1884: Ciareìn, per sfuggire alla miseria e ad un destino segnato dalla fame e dalla povertà scappa dal suo paese d'origine, sull'appennino emiliano. Scappa con l'immagine del padre, costretto ad una vita da latitante braccato dalla legge, ucciso sull'aia di casa. Il padre veniva chiamato Spirito, ed anche per allontanarsi da quel nome ingombrante si imbarca per la Francia, nella speranza di trovare maggior fortuna.Ma scopre che la Francia non è il paese del Bengodi, anzi. Qui gli italiani, chiamati “macaronì” in modo sprezzante, sono costretti ai lavori più umili. Come il lavoro nelle vetrerie “uno dei più faticosi e pericolosi. Bruciature quando il vetro debordava dal cannello nel quale scorreva dopo la fusione; dolorose fitte dentro, forse ai polmoni; maltrattamento degli operai francesi che scaricavano su quei ragazzi la loro stanchezza ... D'estate era l'inferno. In vetreria e nel capannone. Prima di aprire il tegame che il caporione consegnava alla partenza, i ragazzi sapevano già cosa ci avrebbero trovato dentro: maccheroni sempre ... ”.

In Francia Ciareìn passa da un lavoro all'altro, arrivando anche a trafficare con i napoletani che sbarcano i clandestini (altri macaronì come lui) sulle spiagge di Marsiglia. Ma deve scappare ancora, per sfuggire alla malavita. Intanto in Francia il clima si fa sempre più difficile per gli italiani, accusati di rubare il lavoro ai francesi, di accettare paghe misere: in una taverna Ciareìn colpisce un francese durante una rissa, ed è ancora costretto a scappare. Trova lavoro in una miniera, al nord, dove incontra addirittura altri paesani. Ma anche qui, il destino, ha stabilito che non ci possa essere pace ....
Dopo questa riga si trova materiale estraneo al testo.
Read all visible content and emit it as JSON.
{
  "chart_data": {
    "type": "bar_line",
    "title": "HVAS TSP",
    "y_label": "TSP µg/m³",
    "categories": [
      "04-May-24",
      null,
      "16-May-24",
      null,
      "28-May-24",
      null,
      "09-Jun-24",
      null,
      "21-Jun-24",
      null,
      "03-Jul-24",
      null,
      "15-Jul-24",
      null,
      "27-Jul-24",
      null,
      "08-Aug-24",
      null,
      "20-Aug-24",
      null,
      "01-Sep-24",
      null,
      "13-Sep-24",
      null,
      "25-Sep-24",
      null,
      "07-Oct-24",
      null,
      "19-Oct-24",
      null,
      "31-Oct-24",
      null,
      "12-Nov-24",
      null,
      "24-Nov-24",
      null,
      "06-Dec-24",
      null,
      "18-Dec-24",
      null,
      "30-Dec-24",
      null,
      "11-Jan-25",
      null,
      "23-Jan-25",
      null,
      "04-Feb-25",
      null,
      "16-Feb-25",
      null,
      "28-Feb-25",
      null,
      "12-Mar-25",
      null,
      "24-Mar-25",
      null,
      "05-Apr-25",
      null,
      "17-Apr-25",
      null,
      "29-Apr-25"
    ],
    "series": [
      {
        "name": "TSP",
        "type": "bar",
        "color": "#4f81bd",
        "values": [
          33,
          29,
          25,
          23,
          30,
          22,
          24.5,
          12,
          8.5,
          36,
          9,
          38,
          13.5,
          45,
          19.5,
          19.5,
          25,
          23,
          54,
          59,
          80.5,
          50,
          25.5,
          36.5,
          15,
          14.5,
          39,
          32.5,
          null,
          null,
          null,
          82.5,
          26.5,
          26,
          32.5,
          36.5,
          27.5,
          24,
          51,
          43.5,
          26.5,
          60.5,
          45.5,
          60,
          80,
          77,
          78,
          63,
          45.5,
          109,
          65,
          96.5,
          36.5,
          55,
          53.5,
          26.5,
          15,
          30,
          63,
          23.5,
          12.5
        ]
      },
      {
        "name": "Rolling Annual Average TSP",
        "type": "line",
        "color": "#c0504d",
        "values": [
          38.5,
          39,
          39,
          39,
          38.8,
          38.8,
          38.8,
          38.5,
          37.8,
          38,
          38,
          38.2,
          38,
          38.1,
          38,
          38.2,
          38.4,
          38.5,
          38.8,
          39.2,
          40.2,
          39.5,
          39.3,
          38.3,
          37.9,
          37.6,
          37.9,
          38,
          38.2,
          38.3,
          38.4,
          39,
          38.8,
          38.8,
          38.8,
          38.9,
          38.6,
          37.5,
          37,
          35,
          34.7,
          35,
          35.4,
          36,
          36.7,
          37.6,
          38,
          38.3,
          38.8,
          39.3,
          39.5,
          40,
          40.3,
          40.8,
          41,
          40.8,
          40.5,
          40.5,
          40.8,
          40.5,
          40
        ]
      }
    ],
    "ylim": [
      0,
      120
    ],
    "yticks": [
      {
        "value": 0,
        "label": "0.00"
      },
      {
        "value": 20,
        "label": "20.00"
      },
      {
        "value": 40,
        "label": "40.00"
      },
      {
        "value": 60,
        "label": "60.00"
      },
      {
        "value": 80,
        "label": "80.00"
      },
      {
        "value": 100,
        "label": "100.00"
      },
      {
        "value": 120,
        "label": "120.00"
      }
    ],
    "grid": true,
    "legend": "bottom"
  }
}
1939: appennino emiliano. Il maresciallo Santovito, deve indagare sulla morte di un misterioso personaggio, il francese, cui qualcuno ha spaccato il cranio. Seguirà un'altra morte, anche questa volta di un estraneo del paese, anche lui morto mentre saliva su un sentiero scosceso. Entrambi hanno in comune la provenienza dalla Francia e il fatto di non essere originari del posto. Ma per il resto il maresciallo brancola nel buio. Intuisce però un legame tra queste morti e altre due, quella del vecchio maresciallo, ucciso da una fucilata alle spalle e quella del parroco don Quinto, trovato affogato in un fosso.

Emerge, dalla difficile indagine, tra i tavoli della taverna e i boschi innevati attorno al borgo, un legame tra le morti di oggi e un vecchio fatto di sangue. Come se un antica violenza avesse partorito questi delitti.
Un giallo stupendo, raccontato in una cornice un piccolo paese di montagna, dove la gente è costretta ad emigrare se vuole sopravvivere, a fare duri lavori stagionali, rassegnata ad un'esistenza dura, piena di sacrifici.
Un romanzo da leggere anche per la testimonianza di un passato nel quale eravano noi italiani gli emigranti, i disprezzati, gli ultimi. Costretti ai lavori più umili e pesanti. Per non dimenticarci quando “gli albanesi eravamo noi”. E ci chiamavano “macaronì”. Il giallo diventa anche uno straordinario affresco storico-sociale “in cui pesa sui destini individuali un destino collettivo carico di ingiustizia e di sofferenza, quello degli italiani”.
Un paese dove la gente passa le serata in taverna, davanti ad una bottiglia di vino rosso, che alza la pressione, a raccontarsi storie, che si tramandano di generazione in generazione (come la leggenda della buca del diavolo), tra una partita di carte e l'altra. L'indagatore, il maresciallo Santovito, che arriva da un paesino sul mare vicino Napoli, per svelare l'enigma e per venire a capo delle quattro morti dovrà fare domande scomode ai paesani. Gente abituata ad andare poco d'accordo col prete e con i carabinieri “gente che ha paura della legge, quella che dovrebbe essere uguale per tutti e che da queste parti non lo è mai stata. Una paura che viene dai padri, dai nonni e chissà da quante generazioni”.

Nella prima parte si ha un'alternanza di flashback (la triste storia di Ciareìn) e narrazione del presente: fino al ricongiungimento delle due storie, al punto d'incontro.
E, in questo contesto, dove il passato e le sue morti si ricongiungono al presente, il maresciallo arriverà ad una triste e dura verità.